AMOZOC (MESSICO) – Antonio de Jesus Lopez Monje  è morto 16 mesi dopo il brutale pestaggio di cui è stato vittima. Il giovane, 14 anni, prima di andarsene ha chiesto un ultimo desiderio: poter morire in riva al mare, in un letto nella casa della nonna.

Questa storia tristissima arriva da Amozoc in Messico: ad uccidere Antonio è stato un gruppo di bulli che si è scagliato contro di lui all’uscita da scuola. Il giovane è stato preso a calci e pugni senza un apparente motivo e dopo il pestaggio è rimasto a terra.  Trasportato in ospedale, per i medici è stato subito chiaro che le condizioni del ragazzo erano disperate: con un grave danno cerebrale e un enorme ematoma alla testa,  Antonio è entrato in coma poco dopo il ricovero ed è stato operato. Dopo l’intervento, il giovane aveva perso metà dei suoi ricordi a causa del danno cerebrale, che gli aveva paralizzato anche metà del corpo facendogli perdere il 60% della vista. Antonio è stato sottoposto in tutto a 9 operazioni, che non hanno permesso al ragazzino di tornare ad avere una vita normale. 

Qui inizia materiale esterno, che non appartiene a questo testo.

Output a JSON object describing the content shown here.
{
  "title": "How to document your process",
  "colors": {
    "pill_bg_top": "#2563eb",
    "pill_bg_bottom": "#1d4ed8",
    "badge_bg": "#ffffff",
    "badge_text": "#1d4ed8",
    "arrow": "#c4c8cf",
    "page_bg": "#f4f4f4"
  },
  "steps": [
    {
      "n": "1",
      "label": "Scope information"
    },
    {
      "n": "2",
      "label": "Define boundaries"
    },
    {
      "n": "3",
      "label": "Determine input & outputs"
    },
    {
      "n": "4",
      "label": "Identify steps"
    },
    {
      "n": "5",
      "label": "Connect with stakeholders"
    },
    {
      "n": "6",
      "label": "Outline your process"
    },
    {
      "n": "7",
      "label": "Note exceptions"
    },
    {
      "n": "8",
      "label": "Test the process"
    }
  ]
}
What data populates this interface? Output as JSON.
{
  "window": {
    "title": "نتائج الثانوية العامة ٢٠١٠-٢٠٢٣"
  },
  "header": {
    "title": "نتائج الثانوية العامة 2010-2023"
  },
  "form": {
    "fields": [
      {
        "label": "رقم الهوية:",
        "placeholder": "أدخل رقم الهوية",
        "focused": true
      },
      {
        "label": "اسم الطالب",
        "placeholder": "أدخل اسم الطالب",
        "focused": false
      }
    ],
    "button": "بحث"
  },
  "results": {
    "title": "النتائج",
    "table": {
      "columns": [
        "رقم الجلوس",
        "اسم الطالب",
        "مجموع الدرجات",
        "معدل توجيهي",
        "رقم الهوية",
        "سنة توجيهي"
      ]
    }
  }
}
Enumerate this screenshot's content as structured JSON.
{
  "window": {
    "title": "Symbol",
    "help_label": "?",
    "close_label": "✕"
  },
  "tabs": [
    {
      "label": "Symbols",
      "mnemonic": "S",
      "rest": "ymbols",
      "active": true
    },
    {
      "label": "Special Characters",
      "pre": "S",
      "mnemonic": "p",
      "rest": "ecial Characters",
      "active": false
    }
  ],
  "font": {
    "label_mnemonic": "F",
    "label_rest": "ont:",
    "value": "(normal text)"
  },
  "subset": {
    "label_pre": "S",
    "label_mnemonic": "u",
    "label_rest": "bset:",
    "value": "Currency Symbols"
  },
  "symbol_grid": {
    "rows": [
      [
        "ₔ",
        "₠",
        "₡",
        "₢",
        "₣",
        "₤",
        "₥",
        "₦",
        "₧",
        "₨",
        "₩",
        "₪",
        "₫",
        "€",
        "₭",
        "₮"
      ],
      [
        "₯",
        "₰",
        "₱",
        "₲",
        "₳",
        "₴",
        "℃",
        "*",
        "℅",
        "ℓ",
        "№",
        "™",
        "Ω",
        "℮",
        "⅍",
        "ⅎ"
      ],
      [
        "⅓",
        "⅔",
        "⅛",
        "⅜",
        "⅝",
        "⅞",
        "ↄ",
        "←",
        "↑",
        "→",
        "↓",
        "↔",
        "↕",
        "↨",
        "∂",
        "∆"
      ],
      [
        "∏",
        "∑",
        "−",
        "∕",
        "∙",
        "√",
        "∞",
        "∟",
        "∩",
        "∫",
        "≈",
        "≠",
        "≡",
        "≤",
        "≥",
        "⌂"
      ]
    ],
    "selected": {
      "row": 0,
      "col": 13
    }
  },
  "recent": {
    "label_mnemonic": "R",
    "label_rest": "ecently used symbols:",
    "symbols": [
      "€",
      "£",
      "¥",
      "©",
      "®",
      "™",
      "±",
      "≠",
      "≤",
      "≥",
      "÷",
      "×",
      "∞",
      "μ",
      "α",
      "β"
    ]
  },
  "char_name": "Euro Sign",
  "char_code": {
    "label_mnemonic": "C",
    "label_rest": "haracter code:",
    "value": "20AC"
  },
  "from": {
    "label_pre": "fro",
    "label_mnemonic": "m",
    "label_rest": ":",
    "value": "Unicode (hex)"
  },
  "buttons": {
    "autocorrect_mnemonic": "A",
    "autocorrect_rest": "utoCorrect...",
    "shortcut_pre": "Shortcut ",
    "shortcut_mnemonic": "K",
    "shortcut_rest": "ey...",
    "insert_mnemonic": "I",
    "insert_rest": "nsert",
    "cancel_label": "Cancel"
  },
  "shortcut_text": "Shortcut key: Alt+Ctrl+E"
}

“Per tanto tempo ci siamo aggrappati alla speranza che sarebbe uscito dall’ospedale e sarebbe tornato a casa – ha detto Roberto, il papà del ragazzino – Ma quando abbiamo sentito che la sua condizione peggiorava e preoccupava sempre di più, abbiamo iniziato a credere che tutto l’aiuto dei dottori non lo stava aiutando”. E così, contro il parere dei medici i genitori hanno portato via il figlio dall’ospedale per esaudire il suo desiderio: andare in riva al mare. “Voleva sentire le onde e l’odore della brezza marina, toccare la sabbia  così alla fine abbiamo deciso di farlo uscire”.

Antonio è andato ad abitare con la nonna a Ensenada, città costiera che si trova nel nord-ovest del Messico. Ha passato tre mesi in riva al mare e poi è morto. “Per colpa di questo attacco insensato abbiamo perso la cosa più preziosa, nostro figlio – ha concluso il padre – Mi auguro che gli individui che hanno fatto questo al mio bambino possano marcire all’inferno”.  Per l’aggressione ad Antonio sono stati incriminati per omicidio in sette. Il loro processo però ancora non è cominciato.